What was your lowest oxygen level when you did your sleep study?
I always snored, but I didn’t know it was an actual problem until a couple years ago when I was sleeping on my friends sailboat during a bachelor party, when I woke up I was on an inflatable raft tied to the boat. Apparently I was snoring so loud that three of my “friends” carried me off the boat and put me on a raft outside the boat.
The second event was maybe two years ago. I was offered a job and the training required me to share a hotel room with three other guys during training. I told them right off the bat I snore pretty loud and that I’ll take the pull out couch in the living room as to try my best not to disturb them. They assured me that it’s okay and that it can’t be that bad, well that night at 2am I wake up to a flashlight in my face, all three guys are standing around me looking at me with their mouths agape. The asked me if I was okay and if they should call 911. I groggily asked “what happened?”. They said not only do I snore very loud but I sound like a dying wounded animal. They said I have been choking and gasping for air the past 3 hours.

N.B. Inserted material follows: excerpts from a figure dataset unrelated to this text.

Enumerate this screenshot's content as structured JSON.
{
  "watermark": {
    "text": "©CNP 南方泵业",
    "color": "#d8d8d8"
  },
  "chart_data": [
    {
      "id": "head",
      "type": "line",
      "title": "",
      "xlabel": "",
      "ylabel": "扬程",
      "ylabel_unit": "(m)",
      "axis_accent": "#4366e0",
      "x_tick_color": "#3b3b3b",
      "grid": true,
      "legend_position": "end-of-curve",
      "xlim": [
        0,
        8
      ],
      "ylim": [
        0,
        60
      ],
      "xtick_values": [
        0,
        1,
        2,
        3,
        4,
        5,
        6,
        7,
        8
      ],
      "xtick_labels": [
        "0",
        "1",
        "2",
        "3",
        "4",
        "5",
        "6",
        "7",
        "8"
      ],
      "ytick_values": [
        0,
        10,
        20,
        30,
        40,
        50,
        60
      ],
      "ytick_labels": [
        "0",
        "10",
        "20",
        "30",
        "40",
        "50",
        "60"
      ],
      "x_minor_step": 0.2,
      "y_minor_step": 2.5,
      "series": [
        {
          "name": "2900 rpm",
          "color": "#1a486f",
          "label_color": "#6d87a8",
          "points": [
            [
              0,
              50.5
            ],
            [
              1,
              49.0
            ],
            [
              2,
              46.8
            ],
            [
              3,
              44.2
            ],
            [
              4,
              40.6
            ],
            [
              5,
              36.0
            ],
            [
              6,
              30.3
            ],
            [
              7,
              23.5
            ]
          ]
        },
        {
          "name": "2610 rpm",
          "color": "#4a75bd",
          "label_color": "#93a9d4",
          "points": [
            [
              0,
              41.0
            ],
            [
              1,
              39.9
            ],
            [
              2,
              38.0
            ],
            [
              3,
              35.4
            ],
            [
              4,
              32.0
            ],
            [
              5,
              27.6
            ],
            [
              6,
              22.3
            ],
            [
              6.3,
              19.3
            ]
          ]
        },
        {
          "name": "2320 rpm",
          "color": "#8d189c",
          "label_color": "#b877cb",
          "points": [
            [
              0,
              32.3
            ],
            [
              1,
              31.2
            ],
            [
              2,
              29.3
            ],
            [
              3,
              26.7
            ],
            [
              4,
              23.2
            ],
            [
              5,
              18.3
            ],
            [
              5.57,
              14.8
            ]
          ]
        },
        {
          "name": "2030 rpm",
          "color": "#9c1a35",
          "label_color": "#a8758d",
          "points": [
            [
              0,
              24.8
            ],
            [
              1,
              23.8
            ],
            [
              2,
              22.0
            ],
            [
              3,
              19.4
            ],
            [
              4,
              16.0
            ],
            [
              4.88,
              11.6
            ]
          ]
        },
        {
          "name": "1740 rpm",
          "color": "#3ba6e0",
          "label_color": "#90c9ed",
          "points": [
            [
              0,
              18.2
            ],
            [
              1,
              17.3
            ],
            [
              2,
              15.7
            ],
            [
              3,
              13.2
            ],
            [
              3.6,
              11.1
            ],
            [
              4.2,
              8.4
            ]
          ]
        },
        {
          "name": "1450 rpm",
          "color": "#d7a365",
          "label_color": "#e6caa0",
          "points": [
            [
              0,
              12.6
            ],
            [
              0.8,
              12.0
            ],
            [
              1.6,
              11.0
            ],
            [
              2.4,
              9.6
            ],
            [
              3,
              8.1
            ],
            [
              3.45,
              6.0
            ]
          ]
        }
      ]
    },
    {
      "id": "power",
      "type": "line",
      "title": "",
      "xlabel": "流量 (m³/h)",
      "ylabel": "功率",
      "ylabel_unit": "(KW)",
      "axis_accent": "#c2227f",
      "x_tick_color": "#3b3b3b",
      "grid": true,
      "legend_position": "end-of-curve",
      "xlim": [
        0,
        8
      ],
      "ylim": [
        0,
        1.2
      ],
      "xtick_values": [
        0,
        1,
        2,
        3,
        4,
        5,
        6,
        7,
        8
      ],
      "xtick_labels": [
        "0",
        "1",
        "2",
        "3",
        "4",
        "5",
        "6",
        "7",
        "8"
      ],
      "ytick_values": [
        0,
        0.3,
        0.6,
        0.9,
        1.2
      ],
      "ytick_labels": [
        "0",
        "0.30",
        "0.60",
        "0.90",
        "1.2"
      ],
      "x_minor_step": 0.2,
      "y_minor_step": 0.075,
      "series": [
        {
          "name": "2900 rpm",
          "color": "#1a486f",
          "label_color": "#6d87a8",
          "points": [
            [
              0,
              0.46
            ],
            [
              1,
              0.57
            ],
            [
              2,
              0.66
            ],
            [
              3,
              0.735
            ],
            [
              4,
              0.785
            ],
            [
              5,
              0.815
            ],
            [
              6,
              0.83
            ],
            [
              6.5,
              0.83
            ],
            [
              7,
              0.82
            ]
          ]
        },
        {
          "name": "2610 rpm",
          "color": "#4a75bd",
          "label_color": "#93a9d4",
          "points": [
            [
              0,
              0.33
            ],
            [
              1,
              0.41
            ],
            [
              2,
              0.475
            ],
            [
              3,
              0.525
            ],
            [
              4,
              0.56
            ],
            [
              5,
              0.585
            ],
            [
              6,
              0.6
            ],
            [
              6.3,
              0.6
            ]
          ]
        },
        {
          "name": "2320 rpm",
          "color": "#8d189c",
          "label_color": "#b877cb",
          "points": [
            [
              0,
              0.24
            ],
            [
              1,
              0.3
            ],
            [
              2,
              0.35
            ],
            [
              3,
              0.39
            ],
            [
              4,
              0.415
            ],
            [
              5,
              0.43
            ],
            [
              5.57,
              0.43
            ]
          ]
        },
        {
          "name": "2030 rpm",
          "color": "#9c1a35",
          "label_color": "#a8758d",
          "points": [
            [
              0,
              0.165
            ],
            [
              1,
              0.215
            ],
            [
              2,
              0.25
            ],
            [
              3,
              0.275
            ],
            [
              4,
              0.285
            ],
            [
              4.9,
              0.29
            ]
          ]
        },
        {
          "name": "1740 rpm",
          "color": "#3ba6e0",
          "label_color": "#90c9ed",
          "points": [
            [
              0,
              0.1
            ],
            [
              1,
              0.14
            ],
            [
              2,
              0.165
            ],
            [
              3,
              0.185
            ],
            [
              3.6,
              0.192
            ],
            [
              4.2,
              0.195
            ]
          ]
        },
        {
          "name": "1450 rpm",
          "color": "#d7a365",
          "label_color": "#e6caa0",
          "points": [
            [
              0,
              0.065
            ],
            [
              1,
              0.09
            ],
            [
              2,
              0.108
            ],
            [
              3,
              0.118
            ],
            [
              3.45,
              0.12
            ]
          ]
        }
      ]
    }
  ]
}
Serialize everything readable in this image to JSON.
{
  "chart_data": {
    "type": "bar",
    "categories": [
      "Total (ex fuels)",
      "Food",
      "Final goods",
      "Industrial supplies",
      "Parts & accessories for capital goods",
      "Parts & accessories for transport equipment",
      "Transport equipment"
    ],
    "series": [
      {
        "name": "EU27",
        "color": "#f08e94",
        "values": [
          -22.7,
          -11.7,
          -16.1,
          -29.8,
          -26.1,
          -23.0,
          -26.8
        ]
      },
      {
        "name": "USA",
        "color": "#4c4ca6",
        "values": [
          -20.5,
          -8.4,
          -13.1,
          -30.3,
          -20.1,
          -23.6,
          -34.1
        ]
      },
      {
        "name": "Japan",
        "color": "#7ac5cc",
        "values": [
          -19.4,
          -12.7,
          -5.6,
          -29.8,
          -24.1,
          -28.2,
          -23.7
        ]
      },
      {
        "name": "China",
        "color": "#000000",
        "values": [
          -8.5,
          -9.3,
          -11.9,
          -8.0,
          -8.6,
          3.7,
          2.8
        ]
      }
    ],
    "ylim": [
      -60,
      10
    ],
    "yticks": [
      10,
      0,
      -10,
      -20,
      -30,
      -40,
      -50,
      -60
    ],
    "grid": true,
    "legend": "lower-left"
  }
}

Well fast forward a year later I take a sleep study. Two days later I have a bunch of calls from the doctor. They said I had over 100 hundred events and that my blood oxygen dipped into the low 60s multiple times.
I now have a machine and life is day and night different from when I didn’t use the machine. Waking up everyday and going through the daily motions of life without the machine was how I’d expect one to feel the day after having been beaten up by an angry gorilla. I was always tired, everything always hurt and no matter how much I slept I was STILL tired. I thought that was normal. Now I feel much better.